Ma torniamo al problema culturale, che è alla base del libro, come il ghiaccio sommerso in un iceberg (metafora esplicitamente emersa parlando di questi temi): la nostra società, ancora troppo lontana dalla parità di genere.
«Anche nei Paesi più evoluti, la donna ha un potere molto limitato nella sfera pubblica. Il suo potere è tutto relegato alla sfera privata», dice Alessandra Sarchi. «C’è una retorica insopportabile intorno alla maternità che è poi la retorica di chi vuole relegare la donna a quel ruolo. Non a caso la simbologia legata al materno è una simbologia di potere. Serve come compensazione: un altro potere alla donna non è concesso. Oltretutto è impossibile non avere potere, quando ti prendi la responsabilità di un essere umano come madre. E questo fa paura, perché è difficile dosarlo. A volte penso che la maternità sia la fondazione di una dipendenza che non finisce mai».

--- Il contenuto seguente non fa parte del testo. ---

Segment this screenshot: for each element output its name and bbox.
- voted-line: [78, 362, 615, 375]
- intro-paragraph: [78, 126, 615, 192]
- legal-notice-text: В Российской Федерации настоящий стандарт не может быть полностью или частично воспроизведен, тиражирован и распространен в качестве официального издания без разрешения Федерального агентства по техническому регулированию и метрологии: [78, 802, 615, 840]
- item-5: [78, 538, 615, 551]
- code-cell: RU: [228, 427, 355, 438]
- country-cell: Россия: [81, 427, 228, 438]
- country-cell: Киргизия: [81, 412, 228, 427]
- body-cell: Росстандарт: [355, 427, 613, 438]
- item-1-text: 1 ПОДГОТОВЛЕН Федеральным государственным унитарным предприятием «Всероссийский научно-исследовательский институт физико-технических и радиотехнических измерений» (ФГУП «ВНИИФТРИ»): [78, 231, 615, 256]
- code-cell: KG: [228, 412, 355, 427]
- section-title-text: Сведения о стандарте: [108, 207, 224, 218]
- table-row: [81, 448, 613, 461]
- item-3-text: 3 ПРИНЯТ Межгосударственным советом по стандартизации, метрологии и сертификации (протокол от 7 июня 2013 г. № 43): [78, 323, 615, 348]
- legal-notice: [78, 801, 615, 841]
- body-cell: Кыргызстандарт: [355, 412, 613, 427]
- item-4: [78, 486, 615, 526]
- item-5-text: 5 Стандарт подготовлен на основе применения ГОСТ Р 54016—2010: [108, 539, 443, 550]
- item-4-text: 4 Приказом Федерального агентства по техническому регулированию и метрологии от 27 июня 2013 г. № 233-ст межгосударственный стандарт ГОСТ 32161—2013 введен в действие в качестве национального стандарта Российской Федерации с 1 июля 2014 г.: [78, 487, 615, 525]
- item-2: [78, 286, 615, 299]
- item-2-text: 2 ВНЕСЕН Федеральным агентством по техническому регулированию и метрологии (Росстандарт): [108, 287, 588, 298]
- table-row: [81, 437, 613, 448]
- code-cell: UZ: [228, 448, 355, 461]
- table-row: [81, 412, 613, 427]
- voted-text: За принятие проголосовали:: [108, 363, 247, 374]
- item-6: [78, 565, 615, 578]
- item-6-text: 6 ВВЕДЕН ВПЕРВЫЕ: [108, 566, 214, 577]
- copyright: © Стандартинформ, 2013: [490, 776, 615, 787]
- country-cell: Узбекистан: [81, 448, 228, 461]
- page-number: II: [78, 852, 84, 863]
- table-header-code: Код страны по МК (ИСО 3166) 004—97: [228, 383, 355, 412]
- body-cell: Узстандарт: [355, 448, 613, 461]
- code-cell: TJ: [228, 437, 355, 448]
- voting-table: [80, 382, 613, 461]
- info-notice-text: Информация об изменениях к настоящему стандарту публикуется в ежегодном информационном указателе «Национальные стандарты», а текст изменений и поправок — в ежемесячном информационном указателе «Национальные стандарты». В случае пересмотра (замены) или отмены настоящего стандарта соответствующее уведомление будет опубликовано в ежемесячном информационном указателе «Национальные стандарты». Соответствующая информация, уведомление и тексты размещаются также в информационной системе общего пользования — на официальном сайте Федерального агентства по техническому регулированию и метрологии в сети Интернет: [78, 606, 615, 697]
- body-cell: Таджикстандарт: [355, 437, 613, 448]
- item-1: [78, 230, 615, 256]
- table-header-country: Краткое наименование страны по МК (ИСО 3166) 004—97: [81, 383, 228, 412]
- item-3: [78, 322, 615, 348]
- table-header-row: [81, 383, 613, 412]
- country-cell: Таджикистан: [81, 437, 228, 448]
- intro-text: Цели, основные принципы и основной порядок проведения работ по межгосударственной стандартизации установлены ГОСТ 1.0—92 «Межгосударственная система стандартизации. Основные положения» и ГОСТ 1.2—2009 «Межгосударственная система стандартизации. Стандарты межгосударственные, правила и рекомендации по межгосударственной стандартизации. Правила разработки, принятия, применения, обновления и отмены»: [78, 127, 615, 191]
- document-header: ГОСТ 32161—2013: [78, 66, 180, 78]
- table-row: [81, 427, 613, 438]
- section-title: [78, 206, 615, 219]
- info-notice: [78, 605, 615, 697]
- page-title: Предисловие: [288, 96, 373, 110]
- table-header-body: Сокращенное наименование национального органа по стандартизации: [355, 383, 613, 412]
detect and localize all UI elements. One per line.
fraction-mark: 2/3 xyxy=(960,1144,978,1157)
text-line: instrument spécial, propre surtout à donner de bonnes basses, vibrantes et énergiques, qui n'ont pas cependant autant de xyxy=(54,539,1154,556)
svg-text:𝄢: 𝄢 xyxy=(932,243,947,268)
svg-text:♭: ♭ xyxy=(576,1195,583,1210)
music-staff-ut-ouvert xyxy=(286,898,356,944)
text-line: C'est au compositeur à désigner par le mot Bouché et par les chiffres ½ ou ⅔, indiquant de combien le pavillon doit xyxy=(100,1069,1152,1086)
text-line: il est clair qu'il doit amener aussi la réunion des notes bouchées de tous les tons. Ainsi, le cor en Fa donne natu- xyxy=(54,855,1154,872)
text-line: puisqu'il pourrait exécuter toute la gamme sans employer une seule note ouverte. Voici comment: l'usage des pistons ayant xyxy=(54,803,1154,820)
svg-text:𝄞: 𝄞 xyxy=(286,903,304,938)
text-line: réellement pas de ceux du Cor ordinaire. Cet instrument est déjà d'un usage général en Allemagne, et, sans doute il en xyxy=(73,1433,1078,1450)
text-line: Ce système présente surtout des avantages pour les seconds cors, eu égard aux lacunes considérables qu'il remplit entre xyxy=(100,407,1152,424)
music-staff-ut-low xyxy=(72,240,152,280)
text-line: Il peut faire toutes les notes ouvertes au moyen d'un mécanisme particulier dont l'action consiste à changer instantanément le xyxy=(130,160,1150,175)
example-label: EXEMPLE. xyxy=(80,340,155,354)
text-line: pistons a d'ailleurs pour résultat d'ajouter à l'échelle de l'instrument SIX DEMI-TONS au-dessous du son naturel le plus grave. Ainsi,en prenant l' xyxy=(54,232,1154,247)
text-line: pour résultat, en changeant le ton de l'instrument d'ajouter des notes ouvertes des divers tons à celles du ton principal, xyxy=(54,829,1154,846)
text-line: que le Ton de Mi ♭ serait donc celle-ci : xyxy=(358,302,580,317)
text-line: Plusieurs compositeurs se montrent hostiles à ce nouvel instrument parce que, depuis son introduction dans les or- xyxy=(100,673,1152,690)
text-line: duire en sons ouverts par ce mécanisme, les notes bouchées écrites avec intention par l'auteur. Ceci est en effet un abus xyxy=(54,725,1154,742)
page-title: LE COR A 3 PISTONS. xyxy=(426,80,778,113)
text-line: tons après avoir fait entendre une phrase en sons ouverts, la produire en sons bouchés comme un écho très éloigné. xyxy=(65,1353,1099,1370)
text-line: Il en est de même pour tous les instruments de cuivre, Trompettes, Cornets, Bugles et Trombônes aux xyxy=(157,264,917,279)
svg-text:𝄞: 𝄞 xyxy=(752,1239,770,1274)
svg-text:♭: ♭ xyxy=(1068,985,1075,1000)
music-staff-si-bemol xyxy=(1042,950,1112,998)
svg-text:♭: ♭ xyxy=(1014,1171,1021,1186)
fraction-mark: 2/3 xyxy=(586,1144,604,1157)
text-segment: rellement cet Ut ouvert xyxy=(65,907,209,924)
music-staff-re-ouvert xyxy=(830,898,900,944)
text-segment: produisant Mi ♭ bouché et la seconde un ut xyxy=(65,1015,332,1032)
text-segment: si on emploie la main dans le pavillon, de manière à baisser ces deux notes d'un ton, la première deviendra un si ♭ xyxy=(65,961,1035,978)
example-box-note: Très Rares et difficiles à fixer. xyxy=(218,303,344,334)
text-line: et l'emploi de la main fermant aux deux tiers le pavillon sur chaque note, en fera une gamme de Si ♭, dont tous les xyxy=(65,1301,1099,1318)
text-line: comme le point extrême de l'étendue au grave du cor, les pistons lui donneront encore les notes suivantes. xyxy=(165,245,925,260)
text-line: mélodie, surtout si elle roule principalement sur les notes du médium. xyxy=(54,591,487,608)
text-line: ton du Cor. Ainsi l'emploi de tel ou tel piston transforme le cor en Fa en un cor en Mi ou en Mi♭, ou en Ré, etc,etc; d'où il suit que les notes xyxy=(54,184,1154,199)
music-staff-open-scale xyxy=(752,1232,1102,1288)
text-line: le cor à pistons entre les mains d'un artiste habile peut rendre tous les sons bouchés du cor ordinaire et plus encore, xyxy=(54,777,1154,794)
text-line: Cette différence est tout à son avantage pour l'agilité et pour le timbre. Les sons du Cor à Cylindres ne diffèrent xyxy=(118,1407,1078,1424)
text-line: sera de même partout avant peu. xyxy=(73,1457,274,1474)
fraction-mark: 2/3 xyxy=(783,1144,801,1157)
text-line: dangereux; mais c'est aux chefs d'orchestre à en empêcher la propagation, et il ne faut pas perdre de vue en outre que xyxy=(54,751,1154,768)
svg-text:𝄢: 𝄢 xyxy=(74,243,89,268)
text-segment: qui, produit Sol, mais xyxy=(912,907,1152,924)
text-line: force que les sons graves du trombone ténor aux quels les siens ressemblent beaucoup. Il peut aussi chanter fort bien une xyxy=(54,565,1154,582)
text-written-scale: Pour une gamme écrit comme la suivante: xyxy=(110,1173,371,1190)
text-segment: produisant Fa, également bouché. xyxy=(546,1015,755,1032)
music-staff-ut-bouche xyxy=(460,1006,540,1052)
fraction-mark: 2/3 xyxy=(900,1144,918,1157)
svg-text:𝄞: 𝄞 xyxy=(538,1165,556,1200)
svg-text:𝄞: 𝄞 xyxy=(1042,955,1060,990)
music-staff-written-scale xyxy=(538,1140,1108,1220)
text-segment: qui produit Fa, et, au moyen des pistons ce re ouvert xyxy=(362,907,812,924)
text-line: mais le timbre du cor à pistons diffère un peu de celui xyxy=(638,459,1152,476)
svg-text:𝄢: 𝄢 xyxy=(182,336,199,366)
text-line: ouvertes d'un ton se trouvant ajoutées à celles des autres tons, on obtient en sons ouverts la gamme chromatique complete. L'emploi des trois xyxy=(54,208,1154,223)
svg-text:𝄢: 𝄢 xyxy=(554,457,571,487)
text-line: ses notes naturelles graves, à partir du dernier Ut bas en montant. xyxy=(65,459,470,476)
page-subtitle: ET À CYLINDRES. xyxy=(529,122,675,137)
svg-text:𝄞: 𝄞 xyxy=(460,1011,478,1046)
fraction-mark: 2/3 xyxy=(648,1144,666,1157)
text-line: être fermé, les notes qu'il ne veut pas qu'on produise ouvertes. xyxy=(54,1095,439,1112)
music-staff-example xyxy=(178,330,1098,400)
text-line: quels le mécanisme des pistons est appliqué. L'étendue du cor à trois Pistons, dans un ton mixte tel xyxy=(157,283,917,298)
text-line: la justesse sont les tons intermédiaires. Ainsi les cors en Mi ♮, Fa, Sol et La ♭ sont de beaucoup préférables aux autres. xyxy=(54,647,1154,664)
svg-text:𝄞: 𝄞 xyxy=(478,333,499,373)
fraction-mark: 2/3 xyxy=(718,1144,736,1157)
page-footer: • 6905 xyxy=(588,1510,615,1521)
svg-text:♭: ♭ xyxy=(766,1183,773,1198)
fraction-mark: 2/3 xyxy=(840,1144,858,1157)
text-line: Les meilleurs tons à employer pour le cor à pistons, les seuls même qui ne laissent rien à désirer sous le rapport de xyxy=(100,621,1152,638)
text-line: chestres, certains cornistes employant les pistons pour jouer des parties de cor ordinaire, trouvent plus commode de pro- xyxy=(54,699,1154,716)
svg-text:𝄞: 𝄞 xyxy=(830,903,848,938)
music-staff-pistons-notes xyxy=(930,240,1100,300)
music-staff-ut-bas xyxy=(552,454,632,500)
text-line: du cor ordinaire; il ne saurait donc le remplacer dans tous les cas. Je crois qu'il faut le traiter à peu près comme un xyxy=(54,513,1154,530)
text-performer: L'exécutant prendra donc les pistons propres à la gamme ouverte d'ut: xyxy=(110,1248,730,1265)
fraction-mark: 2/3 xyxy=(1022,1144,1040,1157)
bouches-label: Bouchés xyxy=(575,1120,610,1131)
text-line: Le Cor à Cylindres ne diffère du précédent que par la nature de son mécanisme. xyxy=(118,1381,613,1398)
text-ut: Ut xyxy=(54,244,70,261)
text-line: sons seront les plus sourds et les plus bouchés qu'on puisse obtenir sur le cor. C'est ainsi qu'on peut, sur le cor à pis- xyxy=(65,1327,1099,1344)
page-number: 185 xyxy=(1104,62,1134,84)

«Pensi di nutrire tua figlia, facendo tutto quello che non hai fatto per colui che avrebbe potuto essere tuo figlio, poi un giorno ti domandi se invece per tutto questo tempo non ti sei nutrita di lei, l’unica che può chiamarti mamma, l’unica che può darti, e toglierti, un ruolo», si legge nel romanzo. Ed ecco che si apre il baratro davanti al nucleo del discorso, l’ovulo donato, che pende sui personaggi come nella pala di Brera l’uovo di Piero della Francesca sulla sacra famiglia.

Il dono di Antonia ha spazzato via tutti gli stereotipi e ha aperto il campo a domande più complesse, ha spostato un confine. Tanto che lei, subito dopo, ne ha avuto paura. «Avevo paura di vederti, di vedere qualcosa che non sarebbe stato mio, che sarebbe cresciuto in un mondo che non mi apparteneva», confesserà Antonia a Jessie (suo figlio o no?). «Non volevo sciupare il mio dono con la gelosia. Si può anche non essere all’altezza di un proprio atto di generosità. Io non lo sono stata».

Come i palazzi di Los Angeles che mostrano una facciata e poi, se ci giri intorno, svelano un retro completamente diverso, anche le famiglie hanno un retro che tendono a nascondere. È il destino di Jessie: sua madre, Myrtha, dopo avere scoperto di avere un cancro al cervello, gli consegna una verità che ha conservato per ventisei anni. «A lui è toccato proprio così: la paura di perdere una madre, quella di trovarne un’altra, e non sapere più, alla fine, cosa sia una madre».

Un confine non più chiaro neanche ad Antonia, quando finalmente riesce a tirare fuori il suo segreto e proprio parlando con il segreto stesso, in carne e ossa. «Antonia prova sollievo, anzi: a raccontare prova un piacere che è liberatorio e imprevedibile, sa di essere sfrontata, di dire cose sfrontate, che forse si dovrebbero tacere a un figlio, ma Jessie è meno, e insieme, più di un figlio». «Intanto il tempo di tutta un’altra vita ha lambito il suo, quella vita materiale da cui è stato così facile separarsi, ventisei anni prima, e che pure è cresciuta come un’ombra dentro di lei». Perché spostare i confini della maternità significa spostare i confini della vita, e tutto va ripensato. Questo è il dono di Alessandra.